Hablad, hablad malditos

Nada más fácil hoy que no escuchar lo que no te gusta, gracias a la infinita oferta de maravillas e informaciones

Siempre lamenté la dureza de mi corazón y mi falta de empatía, pero últimamente me voy alegrando. Venía diseñado de fábrica para el siglo XXI. Ahora todo el mundo intenta callarte con el argumento emotivo de "Me siento fatal por lo que dices". Ah, bueno, respondo con la insensibilidad que me caracteriza, pues siéntate más cómodo o, mejor aún, levántate para discutírmelo, hombre. Pretender silenciar a los demás en aras de tu sensible sentimentalidad sensitiva y, sobre todo, sentada no tiene sentido.

Los mejores defendieron siempre la libertad de expresión. Para Spinoza, "la libertad de filosofar no solo se puede conceder sin perjuicio para la piedad y para la paz del Estado, sino que no se la puede abolir sin suprimir con ella la paz del Estado e incluso la piedad". Stuart Mill añadía que decir lo que uno piensa beneficia no tanto al que lo dice (a fin de cuentas, él ya lo sabe) como al que lo escucha, a gusto o no. Karl Popper, por su parte, dejó clara la principal característica del pensamiento científico: que se somete a escrutinio. Si no permitimos la discusión porque lo que no dé la razón a nuestra más minuciosa cosmovisión nos enerva, esa cosmovisión irá cayendo por la fuerza de la gravedad en el campo magnético del pensamiento mítico y reglamentario.

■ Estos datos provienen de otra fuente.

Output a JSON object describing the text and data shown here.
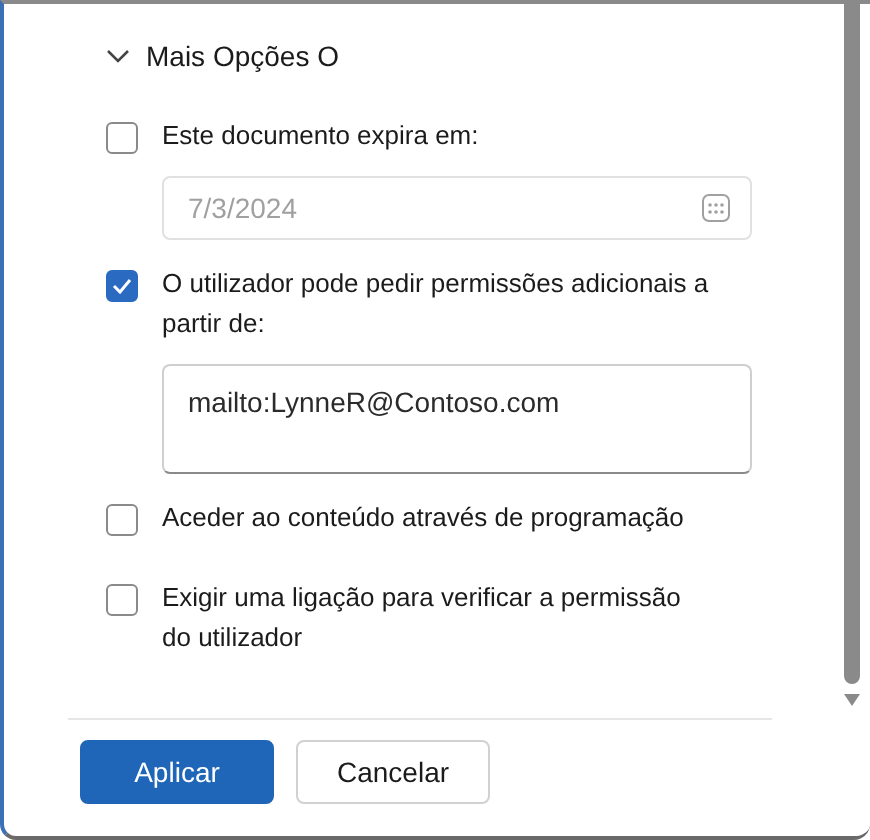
{
  "section": {
    "title": "Mais Opções O",
    "expanded": true
  },
  "options": [
    {
      "label": "Este documento expira em:",
      "checked": false,
      "field": {
        "kind": "date",
        "value": "7/3/2024",
        "disabled": true
      }
    },
    {
      "label": "O utilizador pode pedir permissões adicionais a partir de:",
      "checked": true,
      "field": {
        "kind": "text",
        "value": "mailto:LynneR@Contoso.com",
        "disabled": false
      }
    },
    {
      "label": "Aceder ao conteúdo através de programação",
      "checked": false
    },
    {
      "label": "Exigir uma ligação para verificar a permissão do utilizador",
      "checked": false
    }
  ],
  "buttons": [
    {
      "label": "Aplicar",
      "primary": true
    },
    {
      "label": "Cancelar",
      "primary": false
    }
  ]
}
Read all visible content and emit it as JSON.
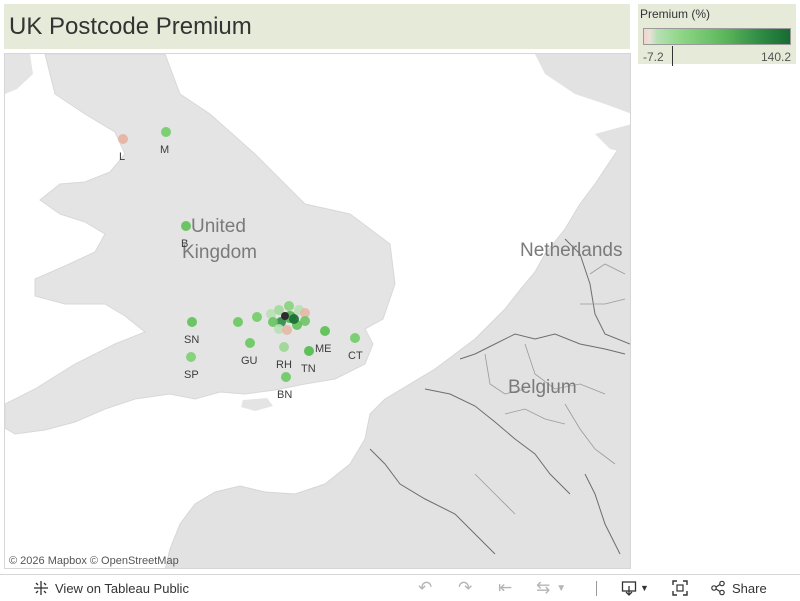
{
  "title": "UK Postcode Premium",
  "legend": {
    "title": "Premium (%)",
    "min_label": "-7.2",
    "max_label": "140.2",
    "min": -7.2,
    "max": 140.2,
    "marker_value": 0,
    "colors": {
      "negative": "#f2d3cd",
      "low": "#b7e0b3",
      "mid": "#5cb75b",
      "high": "#176b32"
    }
  },
  "map": {
    "countries": {
      "uk": "United Kingdom",
      "nl": "Netherlands",
      "be": "Belgium"
    },
    "attribution": "© 2026 Mapbox © OpenStreetMap",
    "postcodes": [
      {
        "code": "L",
        "color": "#e6b7a8"
      },
      {
        "code": "M",
        "color": "#7ccf72"
      },
      {
        "code": "B",
        "color": "#6cc464"
      },
      {
        "code": "SN",
        "color": "#6cc464"
      },
      {
        "code": "SP",
        "color": "#86d27d"
      },
      {
        "code": "GU",
        "color": "#74cb6c"
      },
      {
        "code": "RH",
        "color": "#a3d89b"
      },
      {
        "code": "BN",
        "color": "#78cc70"
      },
      {
        "code": "TN",
        "color": "#5fbf5a"
      },
      {
        "code": "ME",
        "color": "#66c45f"
      },
      {
        "code": "CT",
        "color": "#7ccf72"
      }
    ]
  },
  "toolbar": {
    "view_label": "View on Tableau Public",
    "share_label": "Share"
  },
  "icons": {
    "tableau": "tableau-logo-icon",
    "undo": "undo-icon",
    "redo": "redo-icon",
    "revert": "revert-icon",
    "refresh": "refresh-icon",
    "download": "download-icon",
    "fullscreen": "fullscreen-icon",
    "share": "share-icon"
  }
}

Hay otro argumento a favor de la libertad de expresión que no se usa. El que pretende que algo no se diga, ya sea mediante una ley (hay varias) o mediante el linchamiento en las redes sociales o mediante la desaprobación automática, no quiere que se lo digas a otros en realidad. Él, con sentarse más lejos o de espaldas, ya tiene la perfecta censura privada o particular, sin daño a terceros. Lo digo por experiencia, porque yo paso de una ingente cantidad de cosas. Nada es más fácil hoy que no escuchar lo que no te gusta, o gracias a la infinita oferta de maravillas o bajo un ruido informativo que ensordece. Es mentira que a nadie le moleste lo que nadie diga. Le molesta que otros puedan escucharlo, como al emperador que iba desnudo le incordió que los niños aquellos descubrieran el pastel a los demás súbditos.

Quedan fuera las ofensas gratuitas, cuando quien habla o grita se empeña a posta en que te sientas mal. Pero eso ha de decidirlo un juez y, en caso de duda, debe primar el derecho a decir esa boca es suya. Cuando no quieran que digamos algo, señal de que importa. Si os maldicen, hablad, hablad, malditos.